- Publisher: Llamasoft
- Designers: Jeff Minter Ivan Zorzin
- Platform: iOS
- Release: January 2011
- Genre: Multidirectional shooter
- Modes: Single-player, multiplayer

= Minotaur Rescue =

2011 mobile video game

Solar Minotaur Rescue Frenzy, shortened to Minotaur Rescue for the iOS App Store, is a multidirectional shooter for iOS developed by Jeff Minter and Ivan Zorzin of Llamasoft and released in January 2011. It was Llamasoft's first iOS game. On the iPhone, the game supports up to two players at the same time. On an iPad, it supports up to four.

In 2010, Jeff Minter started what he called "the Minotaur Project": a series of games, each embracing the style of a particular 8-bit game system, but without the hardware restrictions that made designing games for them difficult. Minotaur Rescue is the first in the series, and is the Minotaur Project game representing the Atari 2600.

In 2016, Llamasoft pulled out of the iOS market, and its games, including Minotaur Rescue, are no longer available via the iOS App Store.

== Gameplay ==

The game resembles an enhanced version of Asteroids. The player controls a ship which can be moved around the screen, firing bullets at asteroids which appear from the edges of the screen. Destroying a sufficient number of asteroids completes a level and the player immediately advances to the next. When a large asteroid is shot, it breaks into a number of smaller asteroids; if an asteroid of the smallest size is shot, it is destroyed. Enemy spaceships also pass by from time to time, which have a number of types of attack: the simplest only attempt to ram the player's ship, but others may fire bullets, drop mines, or explode into shrapnel when destroyed.
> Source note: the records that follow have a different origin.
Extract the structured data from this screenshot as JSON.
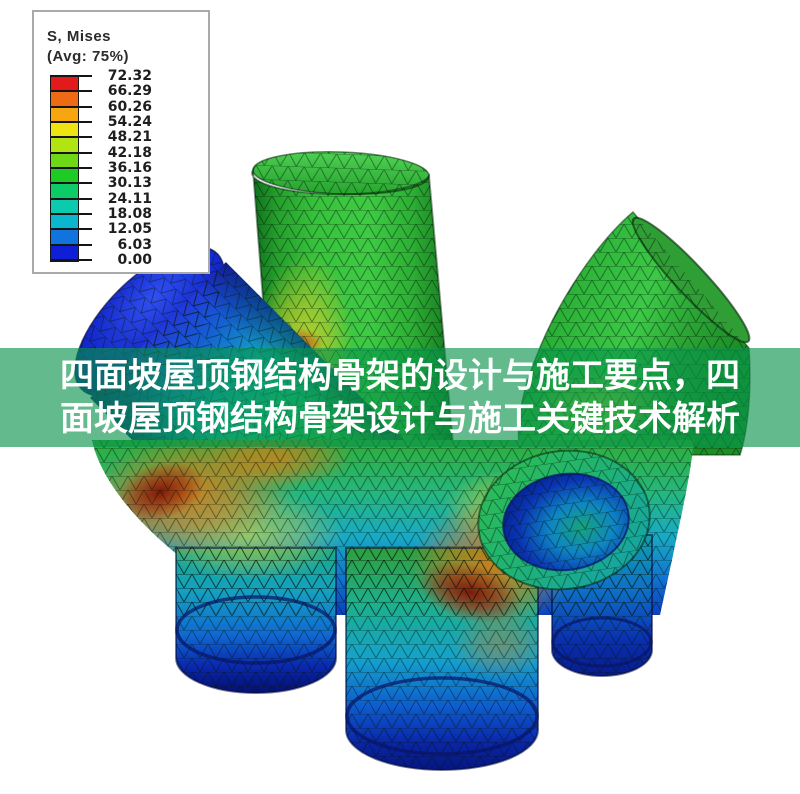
{
  "figure": {
    "kind": "finite-element-von-mises-stress-plot",
    "legend": {
      "title": "S, Mises",
      "subtitle": "(Avg: 75%)",
      "tick_values": [
        "72.32",
        "66.29",
        "60.26",
        "54.24",
        "48.21",
        "42.18",
        "36.16",
        "30.13",
        "24.11",
        "18.08",
        "12.05",
        "6.03",
        "0.00"
      ],
      "band_colors": [
        "#e31a1c",
        "#ef6a14",
        "#f8a610",
        "#f0e312",
        "#b2e414",
        "#6ed816",
        "#1ecb25",
        "#0dcb66",
        "#0ccaae",
        "#0bb7cf",
        "#1173dd",
        "#0f1fd6"
      ]
    },
    "palette": {
      "high_stress": "#e31a1c",
      "mid_stress": "#1ecb25",
      "low_stress": "#0f1fd6"
    }
  },
  "banner": {
    "line1": "四面坡屋顶钢结构骨架的设计与施工要点，四",
    "line2": "面坡屋顶钢结构骨架设计与施工关键技术解析",
    "overlay_color": "#08944A",
    "overlay_opacity": 0.63,
    "text_color": "#FFFFFF"
  }
}
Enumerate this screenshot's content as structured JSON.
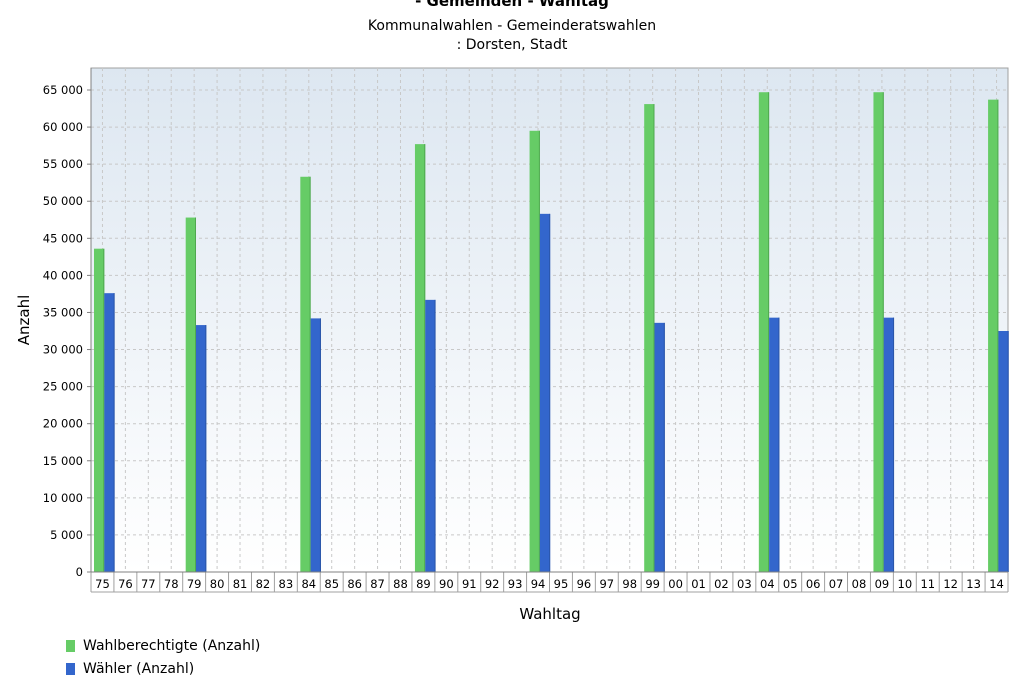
{
  "chart_data": {
    "type": "bar",
    "title": "- Gemeinden - Wahltag",
    "subtitle_lines": [
      "Kommunalwahlen - Gemeinderatswahlen",
      ": Dorsten, Stadt"
    ],
    "xlabel": "Wahltag",
    "ylabel": "Anzahl",
    "ylim": [
      0,
      65000
    ],
    "yticks": [
      0,
      5000,
      10000,
      15000,
      20000,
      25000,
      30000,
      35000,
      40000,
      45000,
      50000,
      55000,
      60000,
      65000
    ],
    "ytick_labels": [
      "0",
      "5 000",
      "10 000",
      "15 000",
      "20 000",
      "25 000",
      "30 000",
      "35 000",
      "40 000",
      "45 000",
      "50 000",
      "55 000",
      "60 000",
      "65 000"
    ],
    "categories": [
      "75",
      "76",
      "77",
      "78",
      "79",
      "80",
      "81",
      "82",
      "83",
      "84",
      "85",
      "86",
      "87",
      "88",
      "89",
      "90",
      "91",
      "92",
      "93",
      "94",
      "95",
      "96",
      "97",
      "98",
      "99",
      "00",
      "01",
      "02",
      "03",
      "04",
      "05",
      "06",
      "07",
      "08",
      "09",
      "10",
      "11",
      "12",
      "13",
      "14"
    ],
    "series": [
      {
        "name": "Wahlberechtigte (Anzahl)",
        "color": "#66cc66",
        "values": [
          43600,
          null,
          null,
          null,
          47800,
          null,
          null,
          null,
          null,
          53300,
          null,
          null,
          null,
          null,
          57700,
          null,
          null,
          null,
          null,
          59500,
          null,
          null,
          null,
          null,
          63100,
          null,
          null,
          null,
          null,
          64700,
          null,
          null,
          null,
          null,
          64700,
          null,
          null,
          null,
          null,
          63700
        ]
      },
      {
        "name": "Wähler (Anzahl)",
        "color": "#3366cc",
        "values": [
          37600,
          null,
          null,
          null,
          33300,
          null,
          null,
          null,
          null,
          34200,
          null,
          null,
          null,
          null,
          36700,
          null,
          null,
          null,
          null,
          48300,
          null,
          null,
          null,
          null,
          33600,
          null,
          null,
          null,
          null,
          34300,
          null,
          null,
          null,
          null,
          34300,
          null,
          null,
          null,
          null,
          32500
        ]
      }
    ],
    "grid": true,
    "legend_position": "bottom-left"
  }
}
Minotaur Rescue develops the game further by adding a central "Sun", which exerts gravity upon the player's ship, bullets, and the asteroids in a similar fashion to Gridrunner Revolution. Minotaurs may also appear when asteroids are shot, or directly from the edges of the screen; collecting these awards bonus points, increases a global score multiplier, and increases the fire rate of the player's weapon. They are also affected by the sun's gravity. When an asteroid or minotaur is pulled into collision with the sun, the asteroid or minotaur is destroyed and the sun expands, increasing the strength of the gravity it creates. If the sun expands beyond a certain point, a "black hole" appears, which causes the entire level to be subject to extremely strong gravity and rotational force until the level is completed.

The control system of the game was unique at the time of release: rather than placing a finger continuously on the touch screen, the ship is controlled by "stroking" the screen, with each stroke applying an appropriate impulse to the ship (based on the speed, length, and duration of the stroke) and automatically rotating it to fire in the direction of the stroke.

The player starts the game with three lives, and each ship also has three "shields" which absorb hits without a life being lost, and are regenerated every time a stage is completed. However, some hazards - such as collision with the sun or black hole, or with certain types of homing mines - bypass the shield and instantly kill the ship outright.

A final achievement is awarded when level 25 is completed, but there is no known end to the game.

The game has two additional modes: Deep Space Minotaur Madness mode removes the sun, but instead adds a lesser level of gravity to each asteroid. Survival mode gives the player only one life, and disables regeneration of shields between levels.

==Reception==

The game has a rating of 73 on Metacritic indicating Mixed or average reviews.